By: Zoe Melnyk
As children, we’re taught that anything is possible and that if you work hard enough and if you dream big enough, you can achieve anything.
If you ask a classroom of elementary school kids what they want to be when they grow up, you would probably find a plethora of answers: doctor, teacher, president, veterinarian, dancer, etc. Personally, when I was asked that question in third grade my answer was a dog rescuer.
We nurture children’s imaginations and tell them to reach for the stars and then right around high school we basically chop off their arms and tell them that now the most important thing is money.
You can’t be a dancer are you kidding? Who’s going to pay the bills?
Suddenly dreams are shattered and new “goals” are put into place.
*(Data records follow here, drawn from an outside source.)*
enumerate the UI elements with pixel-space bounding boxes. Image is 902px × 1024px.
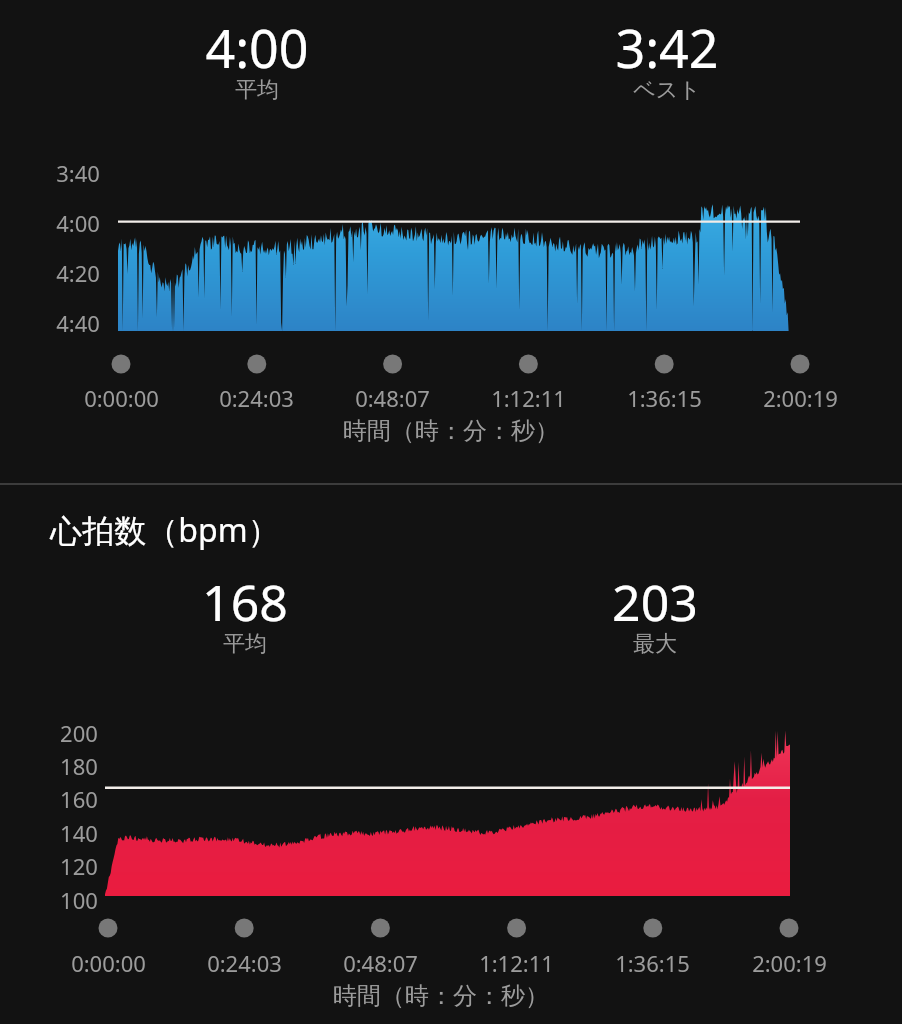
staticText: 0:00:00 [84,383,159,413]
button[interactable]: 4:00 [205,12,309,83]
staticText: 180 [60,751,98,781]
staticText: 1:36:15 [627,383,702,413]
staticText: 120 [60,851,98,881]
staticText: 0:00:00 [71,948,146,978]
staticText: 0:48:07 [355,383,430,413]
staticText: 0:24:03 [219,383,294,413]
button[interactable]: 203 [612,568,698,636]
staticText: 1:12:11 [479,948,554,978]
staticText: 1:12:11 [491,383,566,413]
staticText: 4:00 [56,208,100,238]
button[interactable]: 平均 [235,76,279,104]
staticText: 4:20 [56,258,100,288]
staticText: 0:48:07 [343,948,418,978]
staticText: 200 [60,718,98,748]
staticText: 2:00:19 [752,948,827,978]
staticText: 140 [60,818,98,848]
staticText: 2:00:19 [763,383,838,413]
button[interactable]: 168 [202,568,288,636]
button[interactable]: 3:42 [615,12,719,83]
staticText: 時間（時：分：秒） [343,416,559,446]
button[interactable]: 平均 [223,630,267,658]
staticText: 3:40 [56,158,100,188]
staticText: 心拍数（bpm） [50,508,280,552]
staticText: 時間（時：分：秒） [333,981,549,1011]
button[interactable]: ベスト [633,76,701,104]
staticText: 100 [60,885,98,915]
staticText: 160 [60,784,98,814]
staticText: 0:24:03 [207,948,282,978]
button[interactable]: 最大 [633,630,677,658]
staticText: 4:40 [56,308,100,338]
staticText: 1:36:15 [615,948,690,978]
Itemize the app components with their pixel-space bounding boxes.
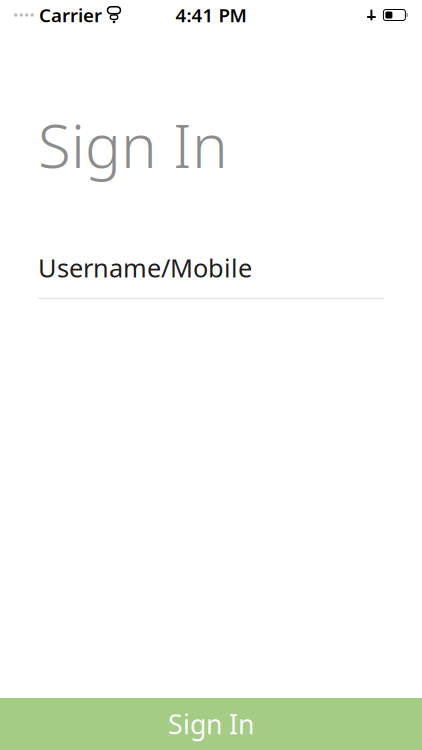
button[interactable]: Username/Mobile bbox=[38, 255, 384, 299]
staticText: Username/Mobile bbox=[38, 251, 252, 284]
staticText: 4:41 PM bbox=[176, 3, 246, 27]
staticText: Carrier bbox=[39, 3, 102, 27]
button[interactable]: Sign In bbox=[0, 698, 422, 750]
staticText: Sign In bbox=[168, 706, 254, 742]
staticText: Sign In bbox=[38, 105, 228, 185]
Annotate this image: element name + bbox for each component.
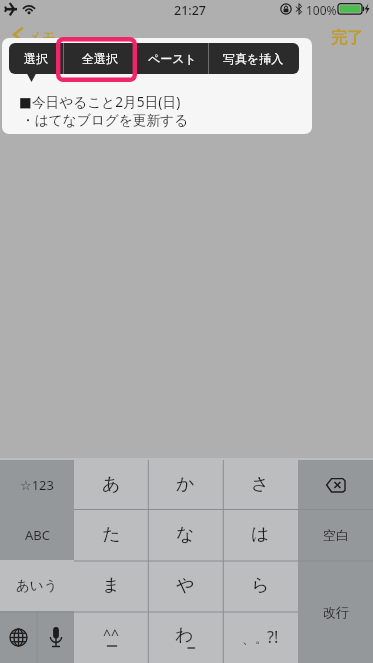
staticText: は <box>251 523 270 546</box>
button[interactable]: ペースト <box>137 43 208 74</box>
button[interactable]: ら <box>223 560 298 611</box>
button[interactable]: あいう <box>0 560 74 611</box>
button[interactable]: 改行 <box>298 560 373 663</box>
staticText: 写真を挿入 <box>223 51 284 66</box>
button[interactable]: 写真を挿入 <box>209 43 298 74</box>
button[interactable]: は <box>223 509 298 560</box>
button[interactable]: メモ <box>0 23 57 43</box>
staticText: ■今日やること2月5日(日) <box>19 92 181 111</box>
button[interactable]: か <box>148 460 223 509</box>
button[interactable]: 、。 <box>223 611 298 663</box>
button[interactable]: ☆123 <box>0 460 74 509</box>
staticText: わ <box>175 624 194 647</box>
staticText: ・はてなブログを更新する <box>21 112 189 129</box>
button[interactable]: 全選択 <box>64 43 136 74</box>
staticText: ま <box>102 574 121 597</box>
staticText: た <box>102 523 121 546</box>
button[interactable]: ま <box>74 560 148 611</box>
staticText: 全選択 <box>82 51 118 66</box>
button[interactable]: 完了 <box>331 28 373 48</box>
staticText: ?! <box>267 626 279 648</box>
staticText: ら <box>251 574 270 597</box>
button[interactable]: や <box>148 560 223 611</box>
button[interactable]: た <box>74 509 148 560</box>
button[interactable]: さ <box>223 460 298 509</box>
staticText: か <box>176 473 195 496</box>
button[interactable]: あ <box>74 460 148 509</box>
staticText: 21:27 <box>174 2 207 19</box>
staticText: 、。 <box>242 630 268 646</box>
button[interactable]: 選択 <box>9 43 63 74</box>
button[interactable]: Voice input <box>49 626 63 648</box>
button[interactable]: ^^ <box>74 611 148 663</box>
staticText: メモ <box>27 28 57 46</box>
staticText: ペースト <box>148 51 197 66</box>
staticText: 100% <box>306 2 337 18</box>
staticText: 選択 <box>24 51 48 66</box>
staticText: 改行 <box>323 604 349 620</box>
staticText: な <box>176 523 195 546</box>
staticText: ^^ <box>103 625 120 644</box>
button[interactable]: な <box>148 509 223 560</box>
button[interactable]: 空白 <box>298 509 373 560</box>
staticText: さ <box>251 473 270 496</box>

First, you have to get into a good school. Then, you need to pick a good major because once you graduate with $50,000 of debt you’re going to need a high paying job to pay that off. Whether you like the job or not doesn’t really matter because you just really need the money to support your average $30,000 wedding, your mortgage, and 2.1 kids that also want to go off to college.
It’s a vicious cycle and it’s a daunting path that seems inevitable when you see literally everyone around you following in its discouraging footsteps.
However, every once in a while, there is a flicker of hope that restores just a little bit of faith in humanity, and in yourself. A recent example of this is Social Bite.
Social Bite is a business in Scotland but surprisingly enough, the main goal is not to become rich. The main goal of the business is to help homeless people by giving them the resources they desperately need to get back on their feet.
Originally, the idea began as a coffee shop that hired the homeless as their employees. However, after receiving large amounts of support from the community and even celebrities such as Leonardo DiCaprio and George Clooney, they’ve decided to expand their business into making a “homeless village.”
The plan is to build ten different eco-friendly homes near a town called Granton, just north of Edinburgh next year. Each home will cost roughly £30,000 to build according to Tiny House Scotland.
The “village” will host around 20 people for a year, offering useful resources such as counseling, and budgeting advice to help rehabilitate the residents and give them the necessary tools to enter back into the “real world.”
“The Social Bite Village plan hopes to create a full-circle solution to the issue of homelessness – from housing to support to employment.” According to the firm’s co-founder Josh Littlejohn.
What a thought, instead of focusing on the money, this business is focusing on helping people that need support the most.